Klettergerüst in der Kirche

18.01.2010 | 06:00 Uhr
Klettergerüst in der Kirche

Bochum. Ein Klettergerüst in der Kirche? Was sich anhört wie einem Film entsprungen, ist seit Sonntag Realität, in der Heimkehrer-Dankeskirche/Heilige Familie.

Eröffnung des Hochseilgartenprojekts in der Heimkehrer-Dankeskirche in Bochum-Weitmar. Foto Thomas Schild / WAZ FotoPool

Direkt nach der Sonntagsmesse wurde das rote Band für das Projekt „Zwischen Himmel und Erde” zerschnitten. „Ein Klettererlebnis mit Spirit”, versprach der Jugendreferent der Pfarrei St. Franziskus, Stephan Hill. Noch bis zum 21. März ist der Hochseilgarten der etwas anderen Art in Bochum.

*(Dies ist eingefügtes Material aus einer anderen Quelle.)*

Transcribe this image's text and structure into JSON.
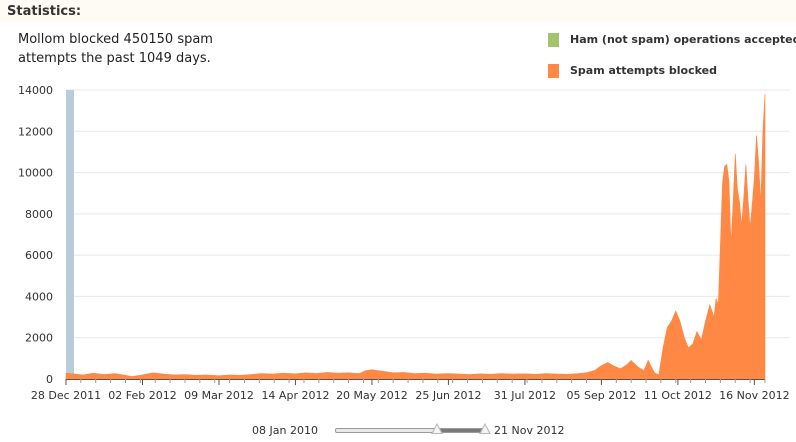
{
  "page": {
    "heading": "Statistics:",
    "summary_line1": "Mollom blocked 450150 spam",
    "summary_line2": "attempts the past 1049 days."
  },
  "legend": [
    {
      "label": "Ham (not spam) operations accepted",
      "color": "#a3c46a"
    },
    {
      "label": "Spam attempts blocked",
      "color": "#ff8844"
    }
  ],
  "range_selector": {
    "start_label": "08 Jan 2010",
    "end_label": "21 Nov 2012",
    "selected_start_fraction": 0.68,
    "selected_end_fraction": 1.0
  },
  "colors": {
    "spam": "#ff8844",
    "ham": "#a3c46a",
    "marker": "#b8ccdc",
    "grid": "#e8e8e8",
    "axis": "#555555"
  },
  "chart_data": {
    "type": "area",
    "title": "",
    "xlabel": "",
    "ylabel": "",
    "ylim": [
      0,
      14000
    ],
    "yticks": [
      0,
      2000,
      4000,
      6000,
      8000,
      10000,
      12000,
      14000
    ],
    "xlim": [
      "2011-12-28",
      "2012-11-21"
    ],
    "xtick_labels": [
      {
        "date": "2011-12-28",
        "label": "28 Dec 2011"
      },
      {
        "date": "2012-02-02",
        "label": "02 Feb 2012"
      },
      {
        "date": "2012-03-09",
        "label": "09 Mar 2012"
      },
      {
        "date": "2012-04-14",
        "label": "14 Apr 2012"
      },
      {
        "date": "2012-05-20",
        "label": "20 May 2012"
      },
      {
        "date": "2012-06-25",
        "label": "25 Jun 2012"
      },
      {
        "date": "2012-07-31",
        "label": "31 Jul 2012"
      },
      {
        "date": "2012-09-05",
        "label": "05 Sep 2012"
      },
      {
        "date": "2012-10-11",
        "label": "11 Oct 2012"
      },
      {
        "date": "2012-11-16",
        "label": "16 Nov 2012"
      }
    ],
    "grid": true,
    "legend_position": "top-right",
    "marker_bar": {
      "date": "2011-12-28",
      "value": 14000
    },
    "series": [
      {
        "name": "Ham (not spam) operations accepted",
        "points": []
      },
      {
        "name": "Spam attempts blocked",
        "points": [
          [
            "2011-12-28",
            280
          ],
          [
            "2011-12-31",
            250
          ],
          [
            "2012-01-05",
            200
          ],
          [
            "2012-01-10",
            280
          ],
          [
            "2012-01-15",
            220
          ],
          [
            "2012-01-20",
            260
          ],
          [
            "2012-01-25",
            180
          ],
          [
            "2012-01-28",
            120
          ],
          [
            "2012-02-02",
            200
          ],
          [
            "2012-02-07",
            300
          ],
          [
            "2012-02-12",
            240
          ],
          [
            "2012-02-17",
            200
          ],
          [
            "2012-02-22",
            220
          ],
          [
            "2012-02-27",
            180
          ],
          [
            "2012-03-03",
            200
          ],
          [
            "2012-03-09",
            160
          ],
          [
            "2012-03-14",
            200
          ],
          [
            "2012-03-19",
            180
          ],
          [
            "2012-03-24",
            220
          ],
          [
            "2012-03-29",
            260
          ],
          [
            "2012-04-03",
            240
          ],
          [
            "2012-04-08",
            280
          ],
          [
            "2012-04-14",
            250
          ],
          [
            "2012-04-19",
            300
          ],
          [
            "2012-04-24",
            260
          ],
          [
            "2012-04-29",
            320
          ],
          [
            "2012-05-04",
            280
          ],
          [
            "2012-05-09",
            300
          ],
          [
            "2012-05-14",
            260
          ],
          [
            "2012-05-17",
            400
          ],
          [
            "2012-05-20",
            450
          ],
          [
            "2012-05-25",
            380
          ],
          [
            "2012-05-30",
            300
          ],
          [
            "2012-06-04",
            320
          ],
          [
            "2012-06-09",
            260
          ],
          [
            "2012-06-14",
            280
          ],
          [
            "2012-06-19",
            240
          ],
          [
            "2012-06-25",
            260
          ],
          [
            "2012-06-30",
            240
          ],
          [
            "2012-07-05",
            220
          ],
          [
            "2012-07-10",
            250
          ],
          [
            "2012-07-15",
            230
          ],
          [
            "2012-07-20",
            260
          ],
          [
            "2012-07-25",
            240
          ],
          [
            "2012-07-31",
            250
          ],
          [
            "2012-08-05",
            230
          ],
          [
            "2012-08-10",
            260
          ],
          [
            "2012-08-15",
            240
          ],
          [
            "2012-08-20",
            230
          ],
          [
            "2012-08-25",
            260
          ],
          [
            "2012-08-29",
            300
          ],
          [
            "2012-09-02",
            420
          ],
          [
            "2012-09-05",
            650
          ],
          [
            "2012-09-08",
            800
          ],
          [
            "2012-09-11",
            620
          ],
          [
            "2012-09-14",
            500
          ],
          [
            "2012-09-17",
            700
          ],
          [
            "2012-09-19",
            900
          ],
          [
            "2012-09-22",
            600
          ],
          [
            "2012-09-25",
            400
          ],
          [
            "2012-09-27",
            900
          ],
          [
            "2012-09-30",
            300
          ],
          [
            "2012-10-02",
            200
          ],
          [
            "2012-10-04",
            1500
          ],
          [
            "2012-10-06",
            2500
          ],
          [
            "2012-10-08",
            2800
          ],
          [
            "2012-10-10",
            3300
          ],
          [
            "2012-10-12",
            2800
          ],
          [
            "2012-10-14",
            2000
          ],
          [
            "2012-10-16",
            1500
          ],
          [
            "2012-10-18",
            1700
          ],
          [
            "2012-10-20",
            2300
          ],
          [
            "2012-10-22",
            1900
          ],
          [
            "2012-10-24",
            2800
          ],
          [
            "2012-10-26",
            3600
          ],
          [
            "2012-10-28",
            3000
          ],
          [
            "2012-10-29",
            3900
          ],
          [
            "2012-10-30",
            3600
          ],
          [
            "2012-10-31",
            6500
          ],
          [
            "2012-11-01",
            9500
          ],
          [
            "2012-11-02",
            10300
          ],
          [
            "2012-11-03",
            10400
          ],
          [
            "2012-11-04",
            9600
          ],
          [
            "2012-11-05",
            6500
          ],
          [
            "2012-11-06",
            8500
          ],
          [
            "2012-11-07",
            10900
          ],
          [
            "2012-11-08",
            9200
          ],
          [
            "2012-11-09",
            8600
          ],
          [
            "2012-11-10",
            7400
          ],
          [
            "2012-11-11",
            8800
          ],
          [
            "2012-11-12",
            10400
          ],
          [
            "2012-11-13",
            8700
          ],
          [
            "2012-11-14",
            7300
          ],
          [
            "2012-11-15",
            8500
          ],
          [
            "2012-11-16",
            9800
          ],
          [
            "2012-11-17",
            11800
          ],
          [
            "2012-11-18",
            10500
          ],
          [
            "2012-11-19",
            8500
          ],
          [
            "2012-11-20",
            12000
          ],
          [
            "2012-11-21",
            13800
          ]
        ]
      }
    ]
  }
}
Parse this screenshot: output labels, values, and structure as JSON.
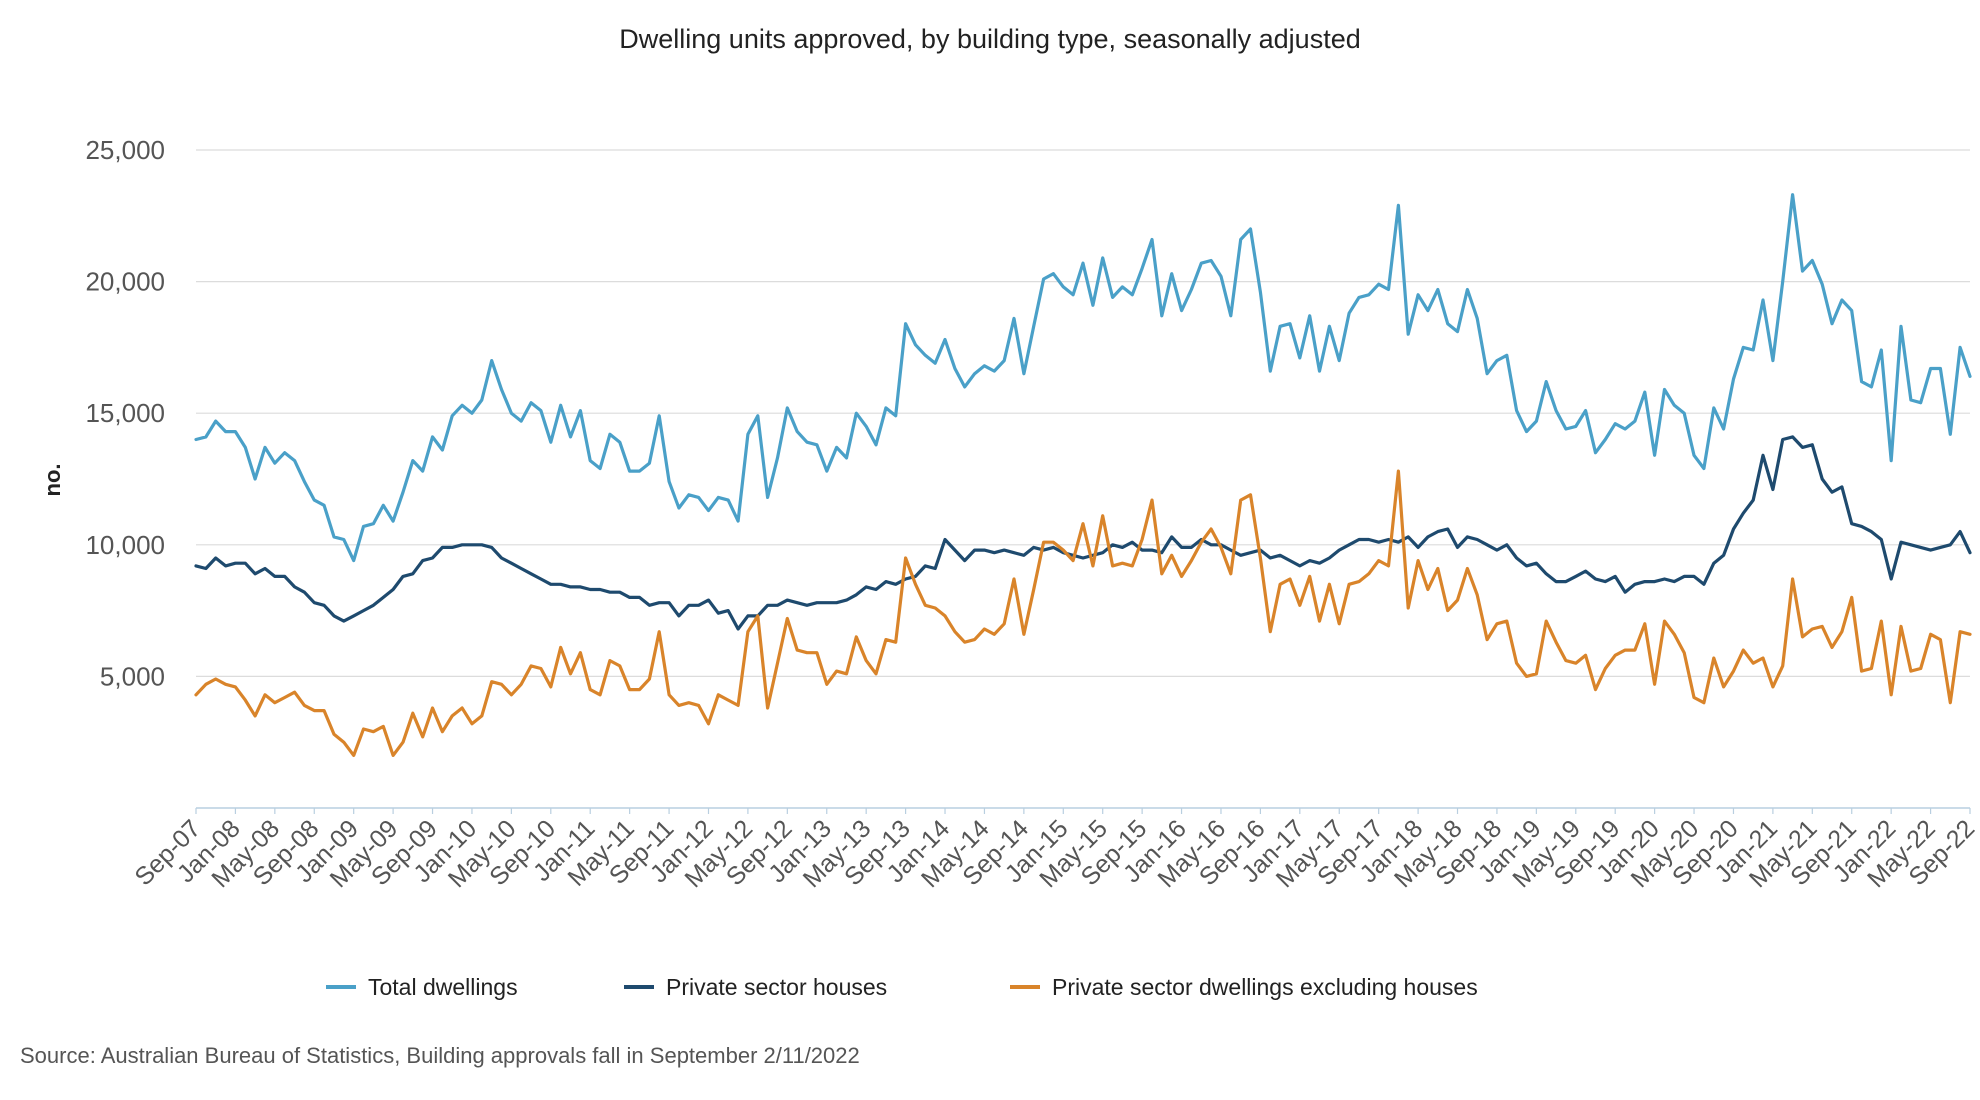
{
  "chart_data": {
    "type": "line",
    "title": "Dwelling units approved, by building type, seasonally adjusted",
    "ylabel": "no.",
    "xlabel": "",
    "ylim": [
      0,
      25000
    ],
    "yticks": [
      5000,
      10000,
      15000,
      20000,
      25000
    ],
    "ytick_labels": [
      "5,000",
      "10,000",
      "15,000",
      "20,000",
      "25,000"
    ],
    "x_start": "Sep-07",
    "x_end": "Sep-22",
    "xtick_labels": [
      "Sep-07",
      "Jan-08",
      "May-08",
      "Sep-08",
      "Jan-09",
      "May-09",
      "Sep-09",
      "Jan-10",
      "May-10",
      "Sep-10",
      "Jan-11",
      "May-11",
      "Sep-11",
      "Jan-12",
      "May-12",
      "Sep-12",
      "Jan-13",
      "May-13",
      "Sep-13",
      "Jan-14",
      "May-14",
      "Sep-14",
      "Jan-15",
      "May-15",
      "Sep-15",
      "Jan-16",
      "May-16",
      "Sep-16",
      "Jan-17",
      "May-17",
      "Sep-17",
      "Jan-18",
      "May-18",
      "Sep-18",
      "Jan-19",
      "May-19",
      "Sep-19",
      "Jan-20",
      "May-20",
      "Sep-20",
      "Jan-21",
      "May-21",
      "Sep-21",
      "Jan-22",
      "May-22",
      "Sep-22"
    ],
    "grid": true,
    "legend_position": "bottom",
    "series": [
      {
        "name": "Total dwellings",
        "color": "#4aa0c8",
        "values": [
          14000,
          14100,
          14700,
          14300,
          14300,
          13700,
          12500,
          13700,
          13100,
          13500,
          13200,
          12400,
          11700,
          11500,
          10300,
          10200,
          9400,
          10700,
          10800,
          11500,
          10900,
          12000,
          13200,
          12800,
          14100,
          13600,
          14900,
          15300,
          15000,
          15500,
          17000,
          15900,
          15000,
          14700,
          15400,
          15100,
          13900,
          15300,
          14100,
          15100,
          13200,
          12900,
          14200,
          13900,
          12800,
          12800,
          13100,
          14900,
          12400,
          11400,
          11900,
          11800,
          11300,
          11800,
          11700,
          10900,
          14200,
          14900,
          11800,
          13300,
          15200,
          14300,
          13900,
          13800,
          12800,
          13700,
          13300,
          15000,
          14500,
          13800,
          15200,
          14900,
          18400,
          17600,
          17200,
          16900,
          17800,
          16700,
          16000,
          16500,
          16800,
          16600,
          17000,
          18600,
          16500,
          18300,
          20100,
          20300,
          19800,
          19500,
          20700,
          19100,
          20900,
          19400,
          19800,
          19500,
          20500,
          21600,
          18700,
          20300,
          18900,
          19700,
          20700,
          20800,
          20200,
          18700,
          21600,
          22000,
          19600,
          16600,
          18300,
          18400,
          17100,
          18700,
          16600,
          18300,
          17000,
          18800,
          19400,
          19500,
          19900,
          19700,
          22900,
          18000,
          19500,
          18900,
          19700,
          18400,
          18100,
          19700,
          18600,
          16500,
          17000,
          17200,
          15100,
          14300,
          14700,
          16200,
          15100,
          14400,
          14500,
          15100,
          13500,
          14000,
          14600,
          14400,
          14700,
          15800,
          13400,
          15900,
          15300,
          15000,
          13400,
          12900,
          15200,
          14400,
          16300,
          17500,
          17400,
          19300,
          17000,
          20000,
          23300,
          20400,
          20800,
          19900,
          18400,
          19300,
          18900,
          16200,
          16000,
          17400,
          13200,
          18300,
          15500,
          15400,
          16700,
          16700,
          14200,
          17500,
          16400
        ]
      },
      {
        "name": "Private sector houses",
        "color": "#1e4a6e",
        "values": [
          9200,
          9100,
          9500,
          9200,
          9300,
          9300,
          8900,
          9100,
          8800,
          8800,
          8400,
          8200,
          7800,
          7700,
          7300,
          7100,
          7300,
          7500,
          7700,
          8000,
          8300,
          8800,
          8900,
          9400,
          9500,
          9900,
          9900,
          10000,
          10000,
          10000,
          9900,
          9500,
          9300,
          9100,
          8900,
          8700,
          8500,
          8500,
          8400,
          8400,
          8300,
          8300,
          8200,
          8200,
          8000,
          8000,
          7700,
          7800,
          7800,
          7300,
          7700,
          7700,
          7900,
          7400,
          7500,
          6800,
          7300,
          7300,
          7700,
          7700,
          7900,
          7800,
          7700,
          7800,
          7800,
          7800,
          7900,
          8100,
          8400,
          8300,
          8600,
          8500,
          8700,
          8800,
          9200,
          9100,
          10200,
          9800,
          9400,
          9800,
          9800,
          9700,
          9800,
          9700,
          9600,
          9900,
          9800,
          9900,
          9700,
          9600,
          9500,
          9600,
          9700,
          10000,
          9900,
          10100,
          9800,
          9800,
          9700,
          10300,
          9900,
          9900,
          10200,
          10000,
          10000,
          9800,
          9600,
          9700,
          9800,
          9500,
          9600,
          9400,
          9200,
          9400,
          9300,
          9500,
          9800,
          10000,
          10200,
          10200,
          10100,
          10200,
          10100,
          10300,
          9900,
          10300,
          10500,
          10600,
          9900,
          10300,
          10200,
          10000,
          9800,
          10000,
          9500,
          9200,
          9300,
          8900,
          8600,
          8600,
          8800,
          9000,
          8700,
          8600,
          8800,
          8200,
          8500,
          8600,
          8600,
          8700,
          8600,
          8800,
          8800,
          8500,
          9300,
          9600,
          10600,
          11200,
          11700,
          13400,
          12100,
          14000,
          14100,
          13700,
          13800,
          12500,
          12000,
          12200,
          10800,
          10700,
          10500,
          10200,
          8700,
          10100,
          10000,
          9900,
          9800,
          9900,
          10000,
          10500,
          9700
        ]
      },
      {
        "name": "Private sector dwellings excluding houses",
        "color": "#d9842a",
        "values": [
          4300,
          4700,
          4900,
          4700,
          4600,
          4100,
          3500,
          4300,
          4000,
          4200,
          4400,
          3900,
          3700,
          3700,
          2800,
          2500,
          2000,
          3000,
          2900,
          3100,
          2000,
          2500,
          3600,
          2700,
          3800,
          2900,
          3500,
          3800,
          3200,
          3500,
          4800,
          4700,
          4300,
          4700,
          5400,
          5300,
          4600,
          6100,
          5100,
          5900,
          4500,
          4300,
          5600,
          5400,
          4500,
          4500,
          4900,
          6700,
          4300,
          3900,
          4000,
          3900,
          3200,
          4300,
          4100,
          3900,
          6700,
          7300,
          3800,
          5500,
          7200,
          6000,
          5900,
          5900,
          4700,
          5200,
          5100,
          6500,
          5600,
          5100,
          6400,
          6300,
          9500,
          8500,
          7700,
          7600,
          7300,
          6700,
          6300,
          6400,
          6800,
          6600,
          7000,
          8700,
          6600,
          8300,
          10100,
          10100,
          9800,
          9400,
          10800,
          9200,
          11100,
          9200,
          9300,
          9200,
          10200,
          11700,
          8900,
          9600,
          8800,
          9400,
          10100,
          10600,
          9900,
          8900,
          11700,
          11900,
          9500,
          6700,
          8500,
          8700,
          7700,
          8800,
          7100,
          8500,
          7000,
          8500,
          8600,
          8900,
          9400,
          9200,
          12800,
          7600,
          9400,
          8300,
          9100,
          7500,
          7900,
          9100,
          8100,
          6400,
          7000,
          7100,
          5500,
          5000,
          5100,
          7100,
          6300,
          5600,
          5500,
          5800,
          4500,
          5300,
          5800,
          6000,
          6000,
          7000,
          4700,
          7100,
          6600,
          5900,
          4200,
          4000,
          5700,
          4600,
          5200,
          6000,
          5500,
          5700,
          4600,
          5400,
          8700,
          6500,
          6800,
          6900,
          6100,
          6700,
          8000,
          5200,
          5300,
          7100,
          4300,
          6900,
          5200,
          5300,
          6600,
          6400,
          4000,
          6700,
          6600
        ]
      }
    ],
    "source": "Source: Australian Bureau of Statistics, Building approvals fall in September 2/11/2022"
  }
}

„Wir wollen natürlich vor allem die Jugend ansprechen”, erläuterte Hill das Ziel des Projektes. Dabei sei es garnicht so wichtig, junge Menschen an die Kirche zu binden. „Wir wollen vor allem positive Erfahrungen in der Kirche vermitteln”, führt der Jugendreferent aus, „die meisten denken ja: Kirche sei langweilig”. Eine falsche Einschätzungen der Jugendlichen, denn mitten im Kirchenschiff geht es nun richtig zur Sache. Bis zu zehn Meter hoch können die Mutigsten kraxeln. Dann geht es über wackelige Hängebrücken, schaukelnde Seile und schmale Balken weiter.

Carolin im Hochseilgarten. Foto Thomas Schild / WAZ FotoPool

Aber nicht nur der sportliche Aspekt steht im Vordergrund des Projektes: „Wie bei jedem erlebnispädagogischen Konzept nehmen die Teilnehmer auch etwas mit nach Hause”, so Hill, „Mut, Vertrauen, Grenzerfahrungen”. Manche Hindernisse, wie die „Flying Bridge”, lassen sich nur in Teamarbeit überwinden.

Gedacht ist das himmlische Gerüst vor allem für Gruppen: Schulklassen, Vereine und so weiter. Zusammen sollen sie Gruppendynamik, Selbsterfahrung und Spiritualität erlben. Aber auch ohne Anmeldung gibt es Termine zum sogenannten freien Klettern. „Da bekommen dann halt auch Einzelne die Chance mitzumachen”, meinte Hill, „zwölf Jahre sollte man außerdem schon alt sein, wegen der Größe”.

Bochum ist übrigens nicht der erste Standort des Stahlgerüsts. „Das ganze ist ein Wanderprojekt”, sagte Lothar Jekel von der Pfarrei St. Augustinus in Essen, „vorher war es schon in Oberhausen und bei uns”. Insgesamt 1186 Kletterer haben das Gerüst in Gelsenkirchen erstiegen – vom Pfadfinder bis zu Jugendlichen aus der Justizvollzugsanstalt. „Wirklich eine tolle Erfahrung”, erinnerte sich Jekel, „mit all diesen verschiedenen Menschen ins Gespäch zu kommen”.

Die Eröffnung am Sonntag zog nicht nur junge Menschen an. Auch Peter Hoffmann (62) traute sich mit seinen Enkeln Jan und Tim die Klettertour zu. „Eine tolle Abwechslung”, freute er sich, „das Spirituelle mal mit dem Körperlichen zu verbinden”.

Die Zeiten

Gruppen bis zu 15 Personen könne sich für einen Termin anmelden, im Internet, unter www.pnz-ge.de. Offenes Klettern kostet sieben Euro pro Person. Öffnungszeiten sind: Montag, 19. Januar, 19.30 Uhr, 31. Januar, 14. Februar, 28. Februar und 14. März, jeweils um 15.30 Uhr. Das Gerüst steht in der Heimkehrer-Dankeskirche, Karl-Friedrich-Straße 111. Weitere Informationen, unter www.pfarrei-st-franziskus.de.